On the face of it, this seems perfectly descriptive. What is it failing to communicate? And why don’t people care?

Yes, uv is fast. Really fast. When your CI/CD pipeline drops from 5 minutes to 30 seconds and when your Docker builds shrink, speed like this actually matters. And this does have a compounding effect when it’s used day-to-day. But even then, speed isn’t quite the main appeal of uv for me, and I suspect it’s not the appeal of uv for most Python developers who use it, nor ‘would-be’ uv converts.

Yes, uv is also a “package and project manager”. But so what? We’ve had plenty of terrible package managers before.

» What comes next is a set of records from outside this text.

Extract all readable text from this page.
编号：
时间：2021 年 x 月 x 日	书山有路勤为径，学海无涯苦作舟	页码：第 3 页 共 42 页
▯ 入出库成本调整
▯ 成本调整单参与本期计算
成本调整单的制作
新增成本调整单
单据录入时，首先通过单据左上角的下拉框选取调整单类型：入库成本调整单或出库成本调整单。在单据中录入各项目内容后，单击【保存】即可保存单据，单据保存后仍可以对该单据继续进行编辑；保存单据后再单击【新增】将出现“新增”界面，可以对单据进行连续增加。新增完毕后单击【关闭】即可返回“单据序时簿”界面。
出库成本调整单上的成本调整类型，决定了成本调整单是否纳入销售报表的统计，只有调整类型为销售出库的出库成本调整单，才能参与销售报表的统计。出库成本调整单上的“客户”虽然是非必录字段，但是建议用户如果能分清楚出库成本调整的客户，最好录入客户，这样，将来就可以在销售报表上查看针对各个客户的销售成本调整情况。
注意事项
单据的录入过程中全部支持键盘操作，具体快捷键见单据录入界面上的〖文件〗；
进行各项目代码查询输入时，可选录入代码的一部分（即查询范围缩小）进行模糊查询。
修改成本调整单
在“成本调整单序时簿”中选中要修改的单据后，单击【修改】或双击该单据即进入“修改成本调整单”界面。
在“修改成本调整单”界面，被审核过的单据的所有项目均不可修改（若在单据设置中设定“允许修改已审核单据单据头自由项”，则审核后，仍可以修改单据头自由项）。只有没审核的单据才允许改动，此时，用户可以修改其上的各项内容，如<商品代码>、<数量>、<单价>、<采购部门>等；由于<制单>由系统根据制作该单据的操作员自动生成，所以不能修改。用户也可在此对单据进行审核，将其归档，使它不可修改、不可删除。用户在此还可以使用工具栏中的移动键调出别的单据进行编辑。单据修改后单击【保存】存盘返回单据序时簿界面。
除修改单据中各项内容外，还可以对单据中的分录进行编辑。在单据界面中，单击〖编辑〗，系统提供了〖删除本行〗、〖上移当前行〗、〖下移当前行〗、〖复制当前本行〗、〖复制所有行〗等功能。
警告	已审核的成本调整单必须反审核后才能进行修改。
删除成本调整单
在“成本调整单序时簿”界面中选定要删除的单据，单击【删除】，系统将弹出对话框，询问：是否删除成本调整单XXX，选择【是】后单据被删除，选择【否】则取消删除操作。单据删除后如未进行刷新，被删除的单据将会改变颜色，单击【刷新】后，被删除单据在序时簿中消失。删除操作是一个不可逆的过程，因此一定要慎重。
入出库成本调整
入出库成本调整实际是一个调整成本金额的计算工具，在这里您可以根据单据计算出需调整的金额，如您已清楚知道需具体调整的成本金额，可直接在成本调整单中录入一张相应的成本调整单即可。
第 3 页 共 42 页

Yes, uv is also made in Rust. But again, what is this supposed to add? While I’m sure this matters to Rustaceans, Python users aren’t going to get hung up on what language their developer tools are built with. They just want it to not be terrible.

The Real Problem uv Solves

The fundamental problem uv solves - and where it should focus its messaging - is tool sprawl. Python workflows used to be a Frankenstein’s monster of different tools, each with their own configuration files and their own ways of breaking. uv isn’t just a package manager — it’s a complete Python toolchain replacement.

  • Package management: Replaces pip, pip-tools, pipenv
  • Virtual environments: Replaces venv, virtualenv, conda
  • Project scaffolding: Replaces cookiecutter for simple cases
  • Script running: Replaces manual activation/deactivation
  • Building: Replaces build, setuptools directly
  • Publishing: Replaces twine
  • Python versioning: Replaces pyenv

This means no more remembering which tool does what, everything lives in pyproject.toml, and every commonly used command starts with uv, with effortlessly memorable syntax.

This was presumably what Astral intended to communicate with “project manager”, but Python developers don’t have a frame of reference for what this means in the context of Python tooling.

uv is a unified tool that just happens to be blazingly fast. That’s why it’s winning (gradually), and that’s why I think the copywriting misses the mark. The future of Python tools is to only ever need one multi-tool.